In a post Monday on X, Bessent said the Treasury Department, through an operation he called “Economic Fury,” targeted Iran’s international shadow financial infrastructure, access routes to cryptocurrency, the so-called “shadow fleet,” weapons procurement networks, funding channels for regional proxy forces, and independent Chinese “teapot” refineries that support Iran’s oil trade.
He said the measures blocked “tens of billions of dollars” in revenue that could be used to finance terrorism. Bessent added that under the president’s “maximum pressure” policy, prices in Tehran have doubled and the currency has sharply weakened.
Bessent also said Iran’s main crude export terminal, Kharg Island, is expected to near its storage limits, forcing the Iranian government to cut oil production. He said that could mean additional revenue losses of about $170 million a day and could cause permanent damage to Iran’s oil infrastructure.
He said Treasury will continue the maximum-pressure campaign and warned that individuals, ships and institutions that help illegal flows of money to Tehran risk U.S. sanctions.
A day earlier, Bessent warned that individuals or companies doing business with sanctioned Iranian airlines could also face sanctions. “Transactions with sanctioned Iranian airlines carry the risk of U.S. sanctions,” he wrote, urging governments to take steps to ensure their companies do not provide services — including jet fuel, catering, landing fees or maintenance.
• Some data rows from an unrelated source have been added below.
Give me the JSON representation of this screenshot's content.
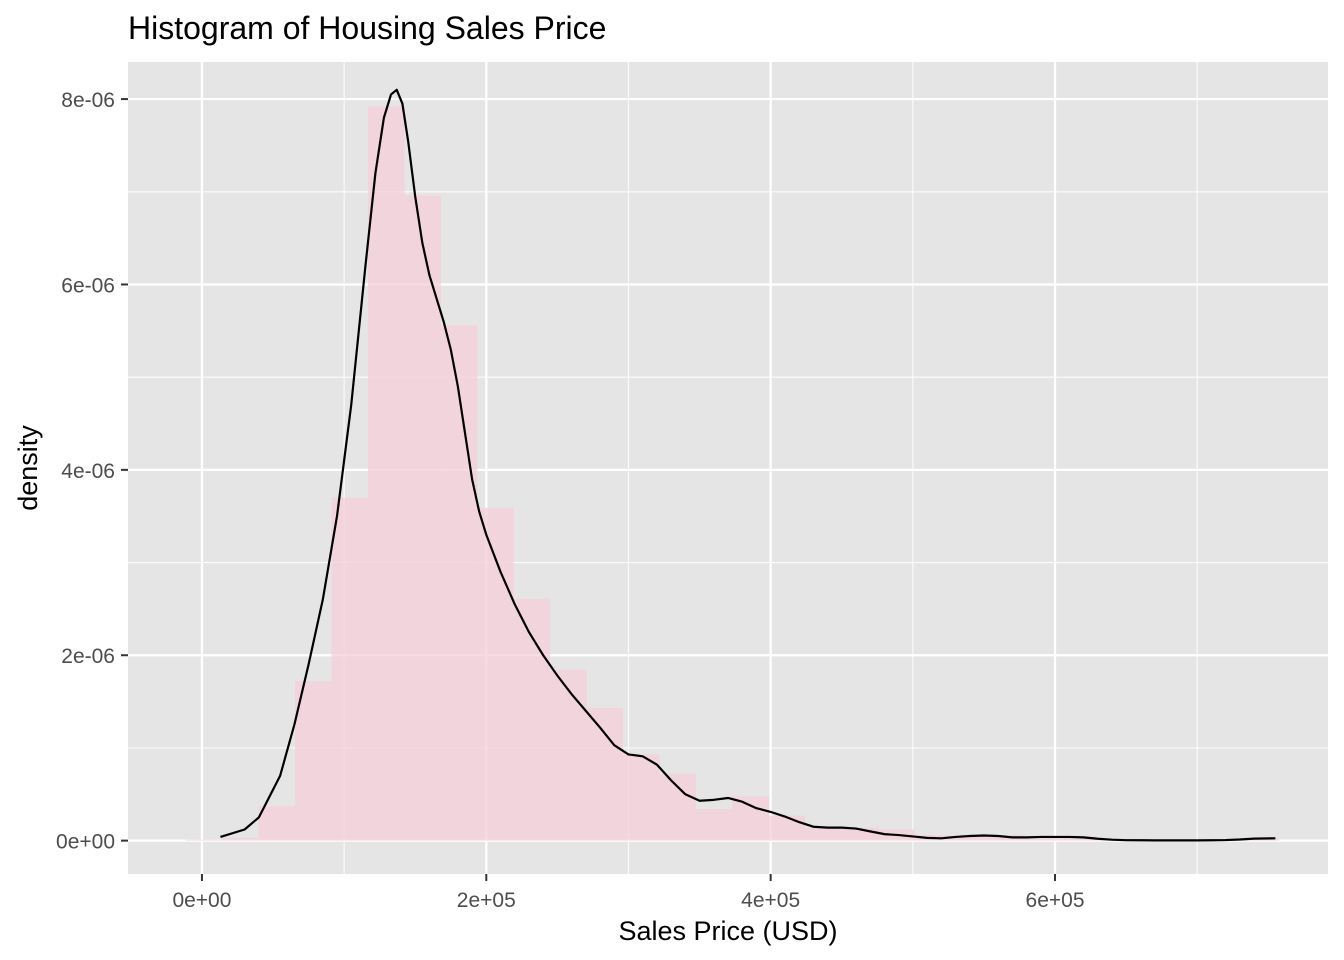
{
  "chart_data": {
    "type": "histogram",
    "title": "Histogram of Housing Sales Price",
    "xlabel": "Sales Price (USD)",
    "ylabel": "density",
    "xlim": [
      -52000,
      792000
    ],
    "ylim": [
      -3.6e-07,
      8.4e-06
    ],
    "x_ticks": [
      {
        "value": 0,
        "label": "0e+00"
      },
      {
        "value": 200000,
        "label": "2e+05"
      },
      {
        "value": 400000,
        "label": "4e+05"
      },
      {
        "value": 600000,
        "label": "6e+05"
      }
    ],
    "y_ticks": [
      {
        "value": 0,
        "label": "0e+00"
      },
      {
        "value": 2e-06,
        "label": "2e-06"
      },
      {
        "value": 4e-06,
        "label": "4e-06"
      },
      {
        "value": 6e-06,
        "label": "6e-06"
      },
      {
        "value": 8e-06,
        "label": "8e-06"
      }
    ],
    "grid": true,
    "bin_width": 25630,
    "bins": [
      {
        "x0": -11350,
        "density": 1e-08
      },
      {
        "x0": 14280,
        "density": 3e-08
      },
      {
        "x0": 39910,
        "density": 3.7e-07
      },
      {
        "x0": 65540,
        "density": 1.72e-06
      },
      {
        "x0": 91170,
        "density": 3.7e-06
      },
      {
        "x0": 116800,
        "density": 7.92e-06
      },
      {
        "x0": 142430,
        "density": 6.96e-06
      },
      {
        "x0": 168060,
        "density": 5.56e-06
      },
      {
        "x0": 193690,
        "density": 3.59e-06
      },
      {
        "x0": 219320,
        "density": 2.61e-06
      },
      {
        "x0": 244950,
        "density": 1.84e-06
      },
      {
        "x0": 270580,
        "density": 1.43e-06
      },
      {
        "x0": 296210,
        "density": 9.3e-07
      },
      {
        "x0": 321840,
        "density": 7.2e-07
      },
      {
        "x0": 347470,
        "density": 3.4e-07
      },
      {
        "x0": 373100,
        "density": 4.8e-07
      },
      {
        "x0": 398730,
        "density": 2.7e-07
      },
      {
        "x0": 424360,
        "density": 1.4e-07
      },
      {
        "x0": 449990,
        "density": 1.4e-07
      },
      {
        "x0": 475620,
        "density": 1.2e-07
      },
      {
        "x0": 501250,
        "density": 6e-08
      },
      {
        "x0": 526880,
        "density": 4e-08
      },
      {
        "x0": 552510,
        "density": 6e-08
      },
      {
        "x0": 578140,
        "density": 3e-08
      },
      {
        "x0": 603770,
        "density": 5e-08
      },
      {
        "x0": 629400,
        "density": 2e-08
      },
      {
        "x0": 655030,
        "density": 1e-08
      },
      {
        "x0": 680660,
        "density": 1e-08
      },
      {
        "x0": 706290,
        "density": 1e-08
      },
      {
        "x0": 731920,
        "density": 2e-08
      }
    ],
    "density_curve": {
      "x": [
        13000,
        30000,
        40000,
        55000,
        65000,
        75000,
        85000,
        95000,
        105000,
        115000,
        122000,
        128000,
        133000,
        137000,
        141000,
        145000,
        150000,
        155000,
        160000,
        165000,
        170000,
        175000,
        180000,
        185000,
        190000,
        195000,
        200000,
        210000,
        220000,
        230000,
        240000,
        250000,
        260000,
        270000,
        280000,
        290000,
        300000,
        310000,
        320000,
        330000,
        340000,
        350000,
        360000,
        370000,
        380000,
        390000,
        400000,
        410000,
        420000,
        430000,
        440000,
        450000,
        460000,
        470000,
        480000,
        490000,
        500000,
        510000,
        520000,
        530000,
        540000,
        550000,
        560000,
        570000,
        580000,
        590000,
        600000,
        610000,
        620000,
        630000,
        640000,
        650000,
        660000,
        670000,
        680000,
        690000,
        700000,
        710000,
        720000,
        730000,
        740000,
        755000
      ],
      "y": [
        4e-08,
        1.2e-07,
        2.5e-07,
        7e-07,
        1.25e-06,
        1.9e-06,
        2.6e-06,
        3.5e-06,
        4.7e-06,
        6.2e-06,
        7.2e-06,
        7.8e-06,
        8.05e-06,
        8.1e-06,
        7.95e-06,
        7.55e-06,
        6.95e-06,
        6.45e-06,
        6.1e-06,
        5.85e-06,
        5.6e-06,
        5.3e-06,
        4.9e-06,
        4.4e-06,
        3.9e-06,
        3.55e-06,
        3.3e-06,
        2.9e-06,
        2.55e-06,
        2.25e-06,
        2e-06,
        1.78e-06,
        1.58e-06,
        1.4e-06,
        1.22e-06,
        1.03e-06,
        9.3e-07,
        9.1e-07,
        8.2e-07,
        6.5e-07,
        5e-07,
        4.3e-07,
        4.4e-07,
        4.6e-07,
        4.2e-07,
        3.5e-07,
        3.1e-07,
        2.6e-07,
        2e-07,
        1.5e-07,
        1.4e-07,
        1.4e-07,
        1.3e-07,
        1e-07,
        7e-08,
        6e-08,
        4.5e-08,
        3e-08,
        2.5e-08,
        4e-08,
        5e-08,
        5.5e-08,
        5e-08,
        3.5e-08,
        3.5e-08,
        4e-08,
        4e-08,
        4e-08,
        3.5e-08,
        2e-08,
        1e-08,
        5e-09,
        4e-09,
        3e-09,
        3e-09,
        3e-09,
        3e-09,
        4e-09,
        6e-09,
        1.2e-08,
        2.2e-08,
        2.5e-08
      ]
    },
    "colors": {
      "panel_bg": "#e5e5e5",
      "grid_major": "#ffffff",
      "bar_fill": "#f6cdd8",
      "curve": "#000000",
      "tick_text": "#4d4d4d",
      "tick_mark": "#333333"
    }
  }
}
He said Treasury will maintain maximum pressure and would act against third parties that help or carry out Iran-related transactions, adding that individuals, ships and institutions supporting illegal funding flows to Tehran could be sanctioned.
With ceasefire talks between the United States and Iran at an impasse, the United States appears to be increasing economic pressure on Iran in an effort to gain leverage in any future negotiations.
* This article has been translated by AI.